Da Lenin a Saddam, i dittatori amano scrivere. E spesso ci riescono bene

Dai tempi dell'impero romano i dittatori hanno il callo dello scrittore, ma il "genere" è esploso nel XX secolo. Il giornalista britannico Daniel Kalder descrive questa passione in un tomo terribile e spassoso. Il più bravo di tutti? Per lui è Mussolini

Esempio emblematico. Nel 1933 Elio Vittorini, che insieme a Cesare Pavese è stato il fautore delle sorti editoriali di Italia nostra, ha 25 anni e tanta smania di far fama. Da giornalista culturale pratica su Il Bargello, settimanale di politica e cultura curato dalla Federazione provinciale fascista fiorentina, direttore Alessandro Pavolini. Quel giorno Vittorini ha un compito importante. Deve scrivere la recensione a Vita d’Arnaldo, pamphlet romanzesco pubblicato da Il Popolo d’Italia, in cui Benito Mussolini rievoca la vita del fratello Arnaldo, morto nel dicembre del 1931, gran promoter della ‘mistica fascista’. Vittorini va ben oltre i limiti imposti dalla devota recensione. “Ecco un poeta”, esulta.
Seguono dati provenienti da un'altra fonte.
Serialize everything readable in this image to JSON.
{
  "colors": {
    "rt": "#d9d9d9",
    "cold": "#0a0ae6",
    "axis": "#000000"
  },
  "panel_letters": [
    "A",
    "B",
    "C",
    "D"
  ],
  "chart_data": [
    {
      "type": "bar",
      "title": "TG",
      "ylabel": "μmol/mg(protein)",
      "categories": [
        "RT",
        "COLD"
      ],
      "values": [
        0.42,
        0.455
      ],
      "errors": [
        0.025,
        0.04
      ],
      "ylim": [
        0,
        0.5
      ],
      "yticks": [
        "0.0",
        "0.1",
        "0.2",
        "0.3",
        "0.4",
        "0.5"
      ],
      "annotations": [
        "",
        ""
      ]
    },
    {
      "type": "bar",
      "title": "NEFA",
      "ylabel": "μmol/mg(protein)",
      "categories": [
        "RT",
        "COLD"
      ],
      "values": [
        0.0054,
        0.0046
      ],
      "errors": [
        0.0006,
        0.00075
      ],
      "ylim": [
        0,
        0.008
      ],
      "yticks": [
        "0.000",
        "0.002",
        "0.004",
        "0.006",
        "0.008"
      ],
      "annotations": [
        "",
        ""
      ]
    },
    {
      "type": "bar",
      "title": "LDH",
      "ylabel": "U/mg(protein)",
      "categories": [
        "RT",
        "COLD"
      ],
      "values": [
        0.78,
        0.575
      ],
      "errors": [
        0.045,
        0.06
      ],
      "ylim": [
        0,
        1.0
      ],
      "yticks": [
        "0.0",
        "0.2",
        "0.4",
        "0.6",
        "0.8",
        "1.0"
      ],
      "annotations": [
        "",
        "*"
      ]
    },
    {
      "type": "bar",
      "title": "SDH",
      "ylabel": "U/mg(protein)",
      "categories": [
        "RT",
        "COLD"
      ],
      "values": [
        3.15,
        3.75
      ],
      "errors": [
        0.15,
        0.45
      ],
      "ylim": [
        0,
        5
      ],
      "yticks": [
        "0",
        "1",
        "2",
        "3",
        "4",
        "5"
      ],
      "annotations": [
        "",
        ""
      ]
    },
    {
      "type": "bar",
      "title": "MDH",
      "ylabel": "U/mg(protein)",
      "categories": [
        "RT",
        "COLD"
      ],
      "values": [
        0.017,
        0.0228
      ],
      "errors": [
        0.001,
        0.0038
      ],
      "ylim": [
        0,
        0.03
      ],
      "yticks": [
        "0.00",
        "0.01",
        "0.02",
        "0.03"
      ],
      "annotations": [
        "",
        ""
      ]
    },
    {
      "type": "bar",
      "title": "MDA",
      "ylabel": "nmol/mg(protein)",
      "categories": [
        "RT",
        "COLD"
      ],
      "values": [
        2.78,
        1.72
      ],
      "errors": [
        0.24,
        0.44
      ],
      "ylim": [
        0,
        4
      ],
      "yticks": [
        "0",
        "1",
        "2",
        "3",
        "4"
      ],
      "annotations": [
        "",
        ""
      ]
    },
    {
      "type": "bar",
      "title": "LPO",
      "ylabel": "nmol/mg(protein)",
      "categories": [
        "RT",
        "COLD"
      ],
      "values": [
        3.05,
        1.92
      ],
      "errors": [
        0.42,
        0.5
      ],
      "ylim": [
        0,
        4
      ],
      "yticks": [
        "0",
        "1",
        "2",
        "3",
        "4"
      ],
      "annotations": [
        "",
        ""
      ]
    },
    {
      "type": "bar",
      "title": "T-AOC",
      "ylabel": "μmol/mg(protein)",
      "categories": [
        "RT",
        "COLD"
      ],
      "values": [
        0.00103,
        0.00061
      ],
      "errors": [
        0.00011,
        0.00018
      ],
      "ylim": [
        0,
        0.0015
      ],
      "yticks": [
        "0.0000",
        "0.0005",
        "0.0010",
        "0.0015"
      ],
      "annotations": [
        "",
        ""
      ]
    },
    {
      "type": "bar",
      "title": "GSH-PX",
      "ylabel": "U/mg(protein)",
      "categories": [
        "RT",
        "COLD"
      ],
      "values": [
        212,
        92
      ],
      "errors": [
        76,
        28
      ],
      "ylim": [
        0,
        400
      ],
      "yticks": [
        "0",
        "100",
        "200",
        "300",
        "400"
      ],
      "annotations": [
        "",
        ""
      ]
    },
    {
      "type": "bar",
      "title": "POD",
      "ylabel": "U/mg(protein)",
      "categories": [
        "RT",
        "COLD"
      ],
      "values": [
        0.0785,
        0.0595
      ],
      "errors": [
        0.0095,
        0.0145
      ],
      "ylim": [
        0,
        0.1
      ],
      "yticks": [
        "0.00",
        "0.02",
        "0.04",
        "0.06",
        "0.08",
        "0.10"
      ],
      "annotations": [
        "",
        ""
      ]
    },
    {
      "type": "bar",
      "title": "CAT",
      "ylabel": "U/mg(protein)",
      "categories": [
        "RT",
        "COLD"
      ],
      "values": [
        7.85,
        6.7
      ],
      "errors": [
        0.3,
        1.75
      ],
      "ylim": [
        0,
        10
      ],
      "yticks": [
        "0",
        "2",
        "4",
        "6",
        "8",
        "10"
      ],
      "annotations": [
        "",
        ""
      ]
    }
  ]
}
Poi, cita alcuni passaggi del testo. “Queste dieci pagine – è straordinario ma è così – mi ricordano le duecento del più bel romanzo, forse, di Tolstoj, del romanzo che s’intitola Infanzia”. Insomma. Benito Mussolini è scrittore più bravo – e più sintetico – dell’olimpico Tolstoj. Ora: o Vittorini ha rosolato il cervello in olio di ricino – e un po’ è così – oppure, indubbiamente, il Dux un certo talento narrativo l’aveva davvero. L’episodio microscopico torna alla mente sfogliando il tomo – terribile e spassoso – di Daniel Kalder, giornalista per la BBC, il Guardian e The Times, Dictator Literature. A history of despots through their writing (Oneworld, pp.400, £16.99). Nel testo introduttivo (Tradition and the Individual Tyrant, che simula il superclassico testo di Sua Enormità T. S. Eliot, Tradition and the Individual Talent) Kalder spiega il concetto: “Dall’epoca dell’Impero Romano, i dittatori scrivono libri, ma nel XX secolo questa attitudine è una specie di Krakatoa, l’eruzione di una verbosità dispotica che continua fino ai nostri giorni. Alcuni dittatori scrivono testi teoretici, altri producono manifesti spirituali, qualcuno scrive poesie, memorie o romanzi d’occasione”. Soprattutto, di fronte al libro di un dittatore non c’è critica letteraria che tenga – vedi Vittorini – il libro dev’essere accolto come il verbo di un dio e imposto come nutrimento alle masse tutte (come si sa il Libretto rosso di Mao Tse-tung, centone confuciano di scarsa ispirazione, è tra i libri più venduti dell’umanità, insieme alla Bibbia e al Corano, è il testo sacro della Cina moderna).